In this study, the HDR-based YOLOv5 model was used. In the framework, the HDR data are processed to adapt as input to the CNN model without changing the model architecture. Therefore, the framework can be easily integrated with other CNN-based models with minor changes. Furthermore, the data loading time and inference time are computed as presented in Table 3. The data loading and inference time for HDR and LDR images are similar because, irrespective of the image type, the data are normalised between [0, 1] before passing through the CNN model. Although capturing multiple images can increase the time of inspection for HDR images. However, the specialised HDR camera can complete the task in a single shot. Several industries using human vision and CV-based inspection could benefit from our research, particularly inspections struggling with extreme lighting conditions.
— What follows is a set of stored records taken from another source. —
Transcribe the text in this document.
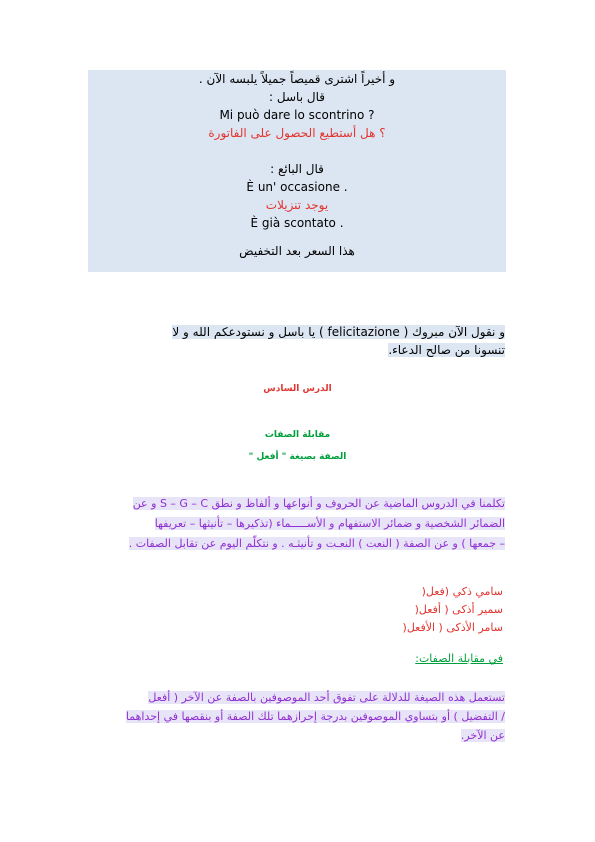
. و أخيراً اشترى قميصاً جميلاً يلبسه الآن
: قال باسل
Mi può dare lo scontrino ?
؟ هل أستطيع الحصول على الفاتورة
: قال البائع
È un' occasione .
يوجد تنزيلات
È già scontato .
هذا السعر بعد التخفيض
و نقول الآن مبروك ( felicitazione ) يا باسل و نستودعكم الله و لا
تنسونا من صالح الدعاء.
الدرس السادس
مقابلة الصفات
" الصفة بصيغة " أفعل
تكلمنا في الدروس الماضية عن الحروف و أنواعها و ألفاظ و نطق S – G – C و عن
الضمائر الشخصية و ضمائر الاستفهام و الأســـــماء (تذكيرها – تأنيثها – تعريفها
– جمعها ) و عن الصفة ( النعت ) النعـت و تأنيثـه . و نتكلّم اليوم عن تقابل الصفات .
سامي ذكي (فعل(
سمير أذكى ( أفعل(
سامر الأذكى ( الأفعل(
في مقابلة الصفات:
تستعمل هذه الصيغة للدلالة على تفوق أحد الموصوفين بالصفة عن الآخر ( أفعل
/ التفضيل ) أو بتساوي الموصوفين بدرجة إحرازهما تلك الصفة أو بنقصها في إحداهما
عن الآخر.
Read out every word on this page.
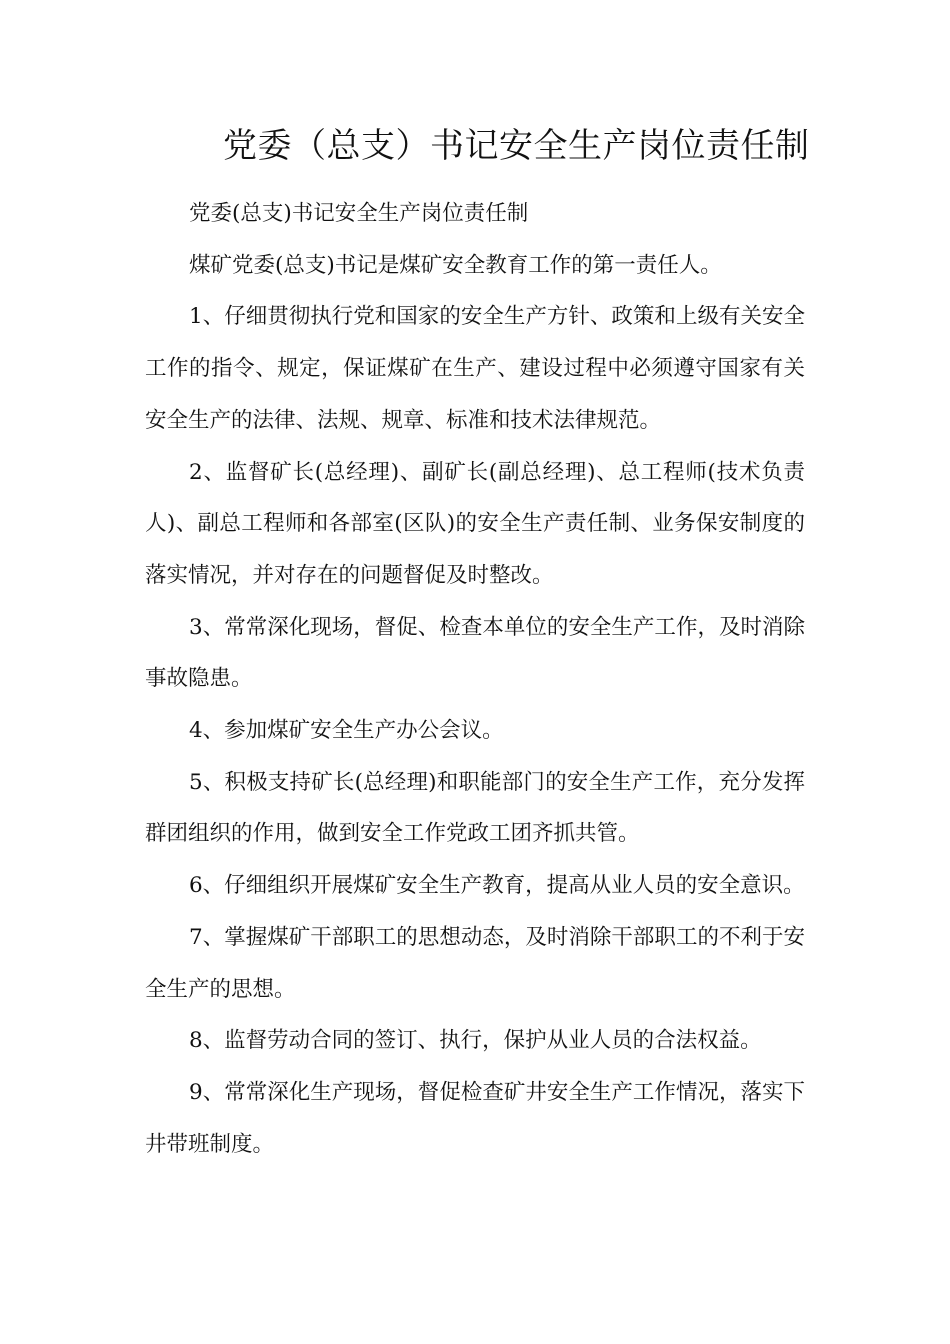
党委（总支）书记安全生产岗位责任制

党委(总支)书记安全生产岗位责任制

煤矿党委(总支)书记是煤矿安全教育工作的第一责任人。

1、仔细贯彻执行党和国家的安全生产方针、政策和上级有关安全工作的指令、规定，保证煤矿在生产、建设过程中必须遵守国家有关安全生产的法律、法规、规章、标准和技术法律规范。

2、监督矿长(总经理)、副矿长(副总经理)、总工程师(技术负责人)、副总工程师和各部室(区队)的安全生产责任制、业务保安制度的落实情况，并对存在的问题督促及时整改。

3、常常深化现场，督促、检查本单位的安全生产工作，及时消除事故隐患。

4、参加煤矿安全生产办公会议。

5、积极支持矿长(总经理)和职能部门的安全生产工作，充分发挥群团组织的作用，做到安全工作党政工团齐抓共管。

6、仔细组织开展煤矿安全生产教育，提高从业人员的安全意识。

7、掌握煤矿干部职工的思想动态，及时消除干部职工的不利于安全生产的思想。

8、监督劳动合同的签订、执行，保护从业人员的合法权益。

9、常常深化生产现场，督促检查矿井安全生产工作情况，落实下井带班制度。
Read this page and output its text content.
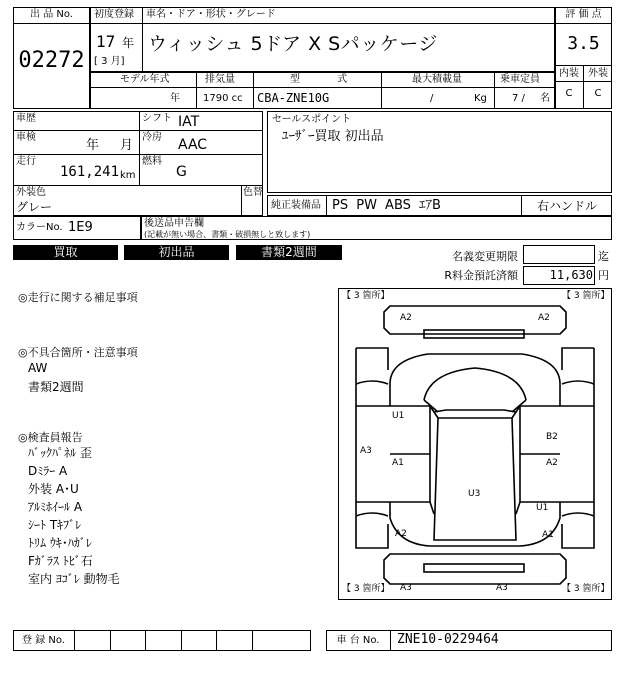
出 品 No.
02272
初度登録 車名・ドア・形状・グレード
17 年
[ 3 月]
ウィッシュ 5ドア X Sパッケージ
評 価 点
3.5
内装 外装
C	C
モデル年式	排気量	型 式	最大積載量	乗車定員
年 1790 cc CBA-ZNE10G	/	Kg	7 / 名
車歴	シフト IAT
車検
年 月
冷房 AAC
走行
161,241 km
燃料
G
セールスポイント
ﾕｰｻﾞｰ買取 初出品
外装色
グレー
色替
純正装備品 PS PW ABS ｴｱB	右ハンドル
カラーNo. 1E9	後送品申告欄
(記載が無い場合、書類・破損無しと致します)
買取	初出品	書類2週間	名義変更期限	迄
R料金預託済額	11,630 円
◎走行に関する補足事項
◎不具合箇所・注意事項
AW
書類2週間
◎検査員報告
ﾊﾞｯｸﾊﾟﾈﾙ 歪
Dﾐﾗｰ A
外装 A･U
ｱﾙﾐﾎｲｰﾙ A
ｼｰﾄ Tｷﾌﾞﾚ
ﾄﾘﾑ ｳｷ･ﾊｶﾞﾚ
Fｶﾞﾗｽ ﾄﾋﾞ石
室内 ﾖｺﾞﾚ 動物毛
【 3 箇所】	【 3 箇所】
【 3 箇所】	【 3 箇所】
A2	A2
A3	A3
U1
A3
A1
A2
B2
A2
U1
A1
U3
登 録 No.	車 台 No.	ZNE10-0229464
Although the results shown in Section 6 are promising and improvements in defect detection are indeed possible using HDR image-based CNN models, there are several limitations to the current framework. A major limitation of using the technique on an assembly line where the time available for detection is constrained. Taking multiple exposure images using the same camera takes few seconds. This however can be solved by using native HDR cameras. Secondly, image annotation for HDR imaging is not easy to do as there is no software available for HDR image annotation. Another limitation is there are no large HDR datasets for object detection available compared to its LDR counterpart such as PASCAL VOC and msCOCO. This is an area we intend to tackle as future work. Finally, there are few limitations native to this work. Fine-tuning, and anchor box optimisation were not carried out in the study, which improves the accuracy of object detection models significantly. Another limitation was that a total of 150 sample images were used in the study including 30 good samples which include one object class and single lighting condition. Further testing using higher number of samples with several sheet metal stamping parts, lighting conditions and defect classes can determine the efficacy of the framework in higher accuracy.

7 Conclusion

In this article, we proposed a framework using HDR imaging and deep learning to automate defect detection under a wide range of illumination conditions. This is suitable for production lines which require high speed and accuracy of detection alongside minimal false positive rates. To validate our approach, we studied split and neck defect detection on ‘Nakajima’ or waisted-geometry test samples. However, this method can also be used to detect other classes of defects in sheet metal stamping parts and easily be adopted into existing or future deep learning frameworks. We investigated four representations of HDR data, including native HDR values, tone mapped images, exposure sequences and optimally exposed images. Native HDR imaging showed a significant improvement of 7.4%, and tone mapped images also exhibited a 5.1–5.5% improvement over using LDR images, alongside a substantial drop in the false positive rate. We believe that our approach is a step forward in reliable automated defect detection and we hope that this type of approach will be adopted in production contexts.